By Adele Chapin Posted March 29, 2011, 9:10 AM EDT
Calligrapher Annie Lloyd is known for her signature script—modern characters with graceful lines and loose curves. But Lloyd, founder of Northern Virginia-based Pretty Mail Calligraphy, honed her craft in an unlikely way. “I wear eyeliner, and I laugh that my precision is from putting on eyeliner for so many years,” she says.
Lloyd has other training, too. As a child, she wrote her name over and over again on a chalkboard set up in her playroom. In college at James Madison University, Lloyd first studied interior design, practicing perfect block handwriting for architectural renderings, but ultimately graduated with a degree in graphic design. She then moved to New York, and found work as a wedding invitation consultant at Kate’s Paperie. One day, as Lloyd filled out an invoice, a customer saw her handwriting and asked if Lloyd would address the envelopes for her invites.
Before long, Lloyd was an official calligraphy vendor at Kate’s, and when she moved to the Washington metro area, she continued working as a calligrapher, invitation sales consultant, and graphic designer at Creative Parties in Bethesda until 2007. In 2009, she ventured out on her own, first advertising calligraphy services on Craigslist, and then creating a Web site for Pretty Mail Calligraphy overnight. Buzz on bridal blogs helped Lloyd develop a steady stream of clients, and referrals enabled her to expand her business to the corporate world.
Lloyd’s calligraphy services includes addressing envelopes at a flat rate, as well as writing text for menus and place cards, and even writing text on chalkboards and glass. “It’s an affordable way to set the tone for your event. That hand-done look is really big right now, that vintage-y detail,” Lloyd says.

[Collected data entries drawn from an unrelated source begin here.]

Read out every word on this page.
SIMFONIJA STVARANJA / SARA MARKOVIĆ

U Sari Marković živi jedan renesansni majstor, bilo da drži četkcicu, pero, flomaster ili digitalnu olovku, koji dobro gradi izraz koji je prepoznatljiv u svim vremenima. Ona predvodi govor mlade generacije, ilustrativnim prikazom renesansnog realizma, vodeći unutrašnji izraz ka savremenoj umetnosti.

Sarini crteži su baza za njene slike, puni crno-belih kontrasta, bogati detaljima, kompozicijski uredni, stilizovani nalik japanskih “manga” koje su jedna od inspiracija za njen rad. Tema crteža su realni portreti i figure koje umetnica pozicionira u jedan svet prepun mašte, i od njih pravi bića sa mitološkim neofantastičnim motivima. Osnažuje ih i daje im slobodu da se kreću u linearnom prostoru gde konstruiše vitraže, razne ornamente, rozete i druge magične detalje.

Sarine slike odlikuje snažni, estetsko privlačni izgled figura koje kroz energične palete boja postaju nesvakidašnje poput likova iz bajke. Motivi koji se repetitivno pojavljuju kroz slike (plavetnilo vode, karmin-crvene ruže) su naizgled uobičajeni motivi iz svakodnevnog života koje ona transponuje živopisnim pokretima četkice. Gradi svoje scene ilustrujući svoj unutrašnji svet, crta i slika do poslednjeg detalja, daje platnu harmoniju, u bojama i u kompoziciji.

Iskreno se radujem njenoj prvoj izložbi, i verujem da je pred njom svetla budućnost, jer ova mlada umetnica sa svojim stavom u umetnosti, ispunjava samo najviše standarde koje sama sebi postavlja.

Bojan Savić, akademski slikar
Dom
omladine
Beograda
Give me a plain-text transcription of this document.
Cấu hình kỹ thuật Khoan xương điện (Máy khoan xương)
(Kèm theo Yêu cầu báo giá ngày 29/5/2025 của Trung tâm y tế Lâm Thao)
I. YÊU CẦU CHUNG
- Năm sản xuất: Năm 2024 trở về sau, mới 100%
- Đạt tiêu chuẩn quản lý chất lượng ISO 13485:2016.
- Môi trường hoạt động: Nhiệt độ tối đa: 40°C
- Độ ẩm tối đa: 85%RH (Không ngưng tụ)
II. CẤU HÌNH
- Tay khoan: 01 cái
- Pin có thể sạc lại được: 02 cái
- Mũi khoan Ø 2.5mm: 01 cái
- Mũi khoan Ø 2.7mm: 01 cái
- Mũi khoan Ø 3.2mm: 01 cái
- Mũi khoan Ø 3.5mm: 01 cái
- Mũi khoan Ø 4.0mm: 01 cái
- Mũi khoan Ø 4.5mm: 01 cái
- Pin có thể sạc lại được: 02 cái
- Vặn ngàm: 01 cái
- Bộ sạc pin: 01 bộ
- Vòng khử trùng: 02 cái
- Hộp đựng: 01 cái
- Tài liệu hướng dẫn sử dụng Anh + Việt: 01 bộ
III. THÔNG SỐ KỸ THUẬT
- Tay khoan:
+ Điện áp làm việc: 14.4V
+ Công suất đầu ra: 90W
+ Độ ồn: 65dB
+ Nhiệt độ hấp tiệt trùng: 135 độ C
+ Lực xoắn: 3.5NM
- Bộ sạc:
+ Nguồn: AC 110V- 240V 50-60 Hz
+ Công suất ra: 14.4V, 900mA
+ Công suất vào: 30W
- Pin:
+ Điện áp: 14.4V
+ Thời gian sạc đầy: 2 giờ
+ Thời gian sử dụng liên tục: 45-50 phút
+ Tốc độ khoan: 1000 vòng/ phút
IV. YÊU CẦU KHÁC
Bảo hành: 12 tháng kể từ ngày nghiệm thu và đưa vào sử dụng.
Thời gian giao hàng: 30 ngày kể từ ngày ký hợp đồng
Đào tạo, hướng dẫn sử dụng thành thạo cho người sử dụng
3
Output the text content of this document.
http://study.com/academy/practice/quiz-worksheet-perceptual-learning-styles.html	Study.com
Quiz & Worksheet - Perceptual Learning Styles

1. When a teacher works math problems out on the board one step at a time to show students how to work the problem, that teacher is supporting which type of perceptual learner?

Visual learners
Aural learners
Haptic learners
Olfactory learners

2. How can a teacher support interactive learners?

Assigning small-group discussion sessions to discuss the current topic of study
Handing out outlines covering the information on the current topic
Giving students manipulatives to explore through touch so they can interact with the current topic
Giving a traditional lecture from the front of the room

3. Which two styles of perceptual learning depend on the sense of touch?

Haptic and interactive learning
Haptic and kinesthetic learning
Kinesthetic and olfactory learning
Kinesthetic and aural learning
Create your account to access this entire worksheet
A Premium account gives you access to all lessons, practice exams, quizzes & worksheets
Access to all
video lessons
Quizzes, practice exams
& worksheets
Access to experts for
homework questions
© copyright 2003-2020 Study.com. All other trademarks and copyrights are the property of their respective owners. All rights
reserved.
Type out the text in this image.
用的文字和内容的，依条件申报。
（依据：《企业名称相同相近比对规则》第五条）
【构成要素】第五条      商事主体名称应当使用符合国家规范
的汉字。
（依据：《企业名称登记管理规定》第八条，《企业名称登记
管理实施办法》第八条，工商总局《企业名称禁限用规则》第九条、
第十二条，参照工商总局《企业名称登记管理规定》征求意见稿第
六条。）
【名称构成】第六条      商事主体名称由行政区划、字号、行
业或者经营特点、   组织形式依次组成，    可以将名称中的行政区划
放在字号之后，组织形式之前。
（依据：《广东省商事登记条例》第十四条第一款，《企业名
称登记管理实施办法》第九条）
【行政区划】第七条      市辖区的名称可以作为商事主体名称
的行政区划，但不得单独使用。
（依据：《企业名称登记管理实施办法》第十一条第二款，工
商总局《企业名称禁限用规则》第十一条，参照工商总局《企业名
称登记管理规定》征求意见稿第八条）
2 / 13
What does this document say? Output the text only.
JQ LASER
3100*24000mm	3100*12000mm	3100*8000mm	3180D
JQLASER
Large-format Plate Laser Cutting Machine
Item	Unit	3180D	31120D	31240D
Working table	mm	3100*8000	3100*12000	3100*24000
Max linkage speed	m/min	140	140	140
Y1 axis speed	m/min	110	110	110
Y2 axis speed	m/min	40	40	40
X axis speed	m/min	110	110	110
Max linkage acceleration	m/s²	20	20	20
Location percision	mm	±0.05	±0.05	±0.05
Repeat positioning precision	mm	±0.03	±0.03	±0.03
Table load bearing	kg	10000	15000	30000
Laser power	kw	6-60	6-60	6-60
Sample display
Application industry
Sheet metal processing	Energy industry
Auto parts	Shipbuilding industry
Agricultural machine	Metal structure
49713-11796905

Jen Schnizler, assistant director for special events at Wolf Trap Foundation for the Performing Arts, has hired Lloyd for the past two years to handwrite the invitations for a special dinner for Wolf Trap’s most generous donors. “She has such a unique writing style. It isn’t the traditional form of calligraphy,” she says. “Her turnaround is incredible—it’s amazing how quickly she can return these invitations to us.”
Monique Rodriquez, executive office manager for the Optical Society, enlisted her to write certificates celebrating employees’ years of service. “Scientists are the last people you’d expect to notice something like this, and they comment on how beautiful it is,” Rodriquez said. “It’s not even pretty, it’s beautiful.”